Protein translation errors stemming from ribosome stalling are increasingly recognized as a pervasive phenomenon in organisms undergoing disease progression and the aging process. These errors are hypothesized to be a key initiating factor in the destabilization of the proteome observed in these physiological states. The Ribosome-Associated Quality Control (RQC) pathway plays a critical role as a cellular surveillance mechanism dedicated to the resolution of these stalled ribosomes and the management of the aberrant polypeptide chains they produce.
Research conducted in Drosophila melanogaster has uncovered significant genetic interactions between Clbn, a gene encoding a core component of the RQC pathway, and CTSD, the fruit fly homolog of the human CLN10 gene. Specifically, loss-of-function in Clbn was found to worsen the phenotypic manifestations associated with CTSD mutations. These exacerbated phenotypes included a marked reduction in lifespan, a noticeable impairment of motor abilities, and the development of neurological dysfunction, highlighting a functional link between these two genes.
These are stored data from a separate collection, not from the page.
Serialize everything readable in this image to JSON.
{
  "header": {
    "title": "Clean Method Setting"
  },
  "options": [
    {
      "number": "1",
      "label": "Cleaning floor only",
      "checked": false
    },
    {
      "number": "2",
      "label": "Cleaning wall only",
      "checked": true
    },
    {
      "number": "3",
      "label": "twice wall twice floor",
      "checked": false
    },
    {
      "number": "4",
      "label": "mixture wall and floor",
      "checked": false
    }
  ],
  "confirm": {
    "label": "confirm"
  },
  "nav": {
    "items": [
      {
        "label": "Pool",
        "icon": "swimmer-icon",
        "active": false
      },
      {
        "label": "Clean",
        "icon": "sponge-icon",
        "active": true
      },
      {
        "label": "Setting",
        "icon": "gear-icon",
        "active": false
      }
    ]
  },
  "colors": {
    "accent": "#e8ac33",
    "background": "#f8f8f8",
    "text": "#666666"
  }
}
Beyond its interaction with CTSD, Clbn appears to be indispensable for the maintenance of normal aging processes within Drosophila tissues. Notably, Clbn influences the primary protein degradation pathway that is activated in response to abnormal proteins, and this choice of pathway differs significantly between young and old physiological conditions. This age-dependent shift in the selection of protein degradation pathways, regulated in part by Clbn, may be a critical factor underlying the pathogenic mechanisms associated with CLN10-related neuropathologies in humans. The observed genetic interactions in Drosophila provide a valuable model system for further investigating the complex interplay between ribosome quality control, protein degradation, and the development of age-related neurodegenerative disorders.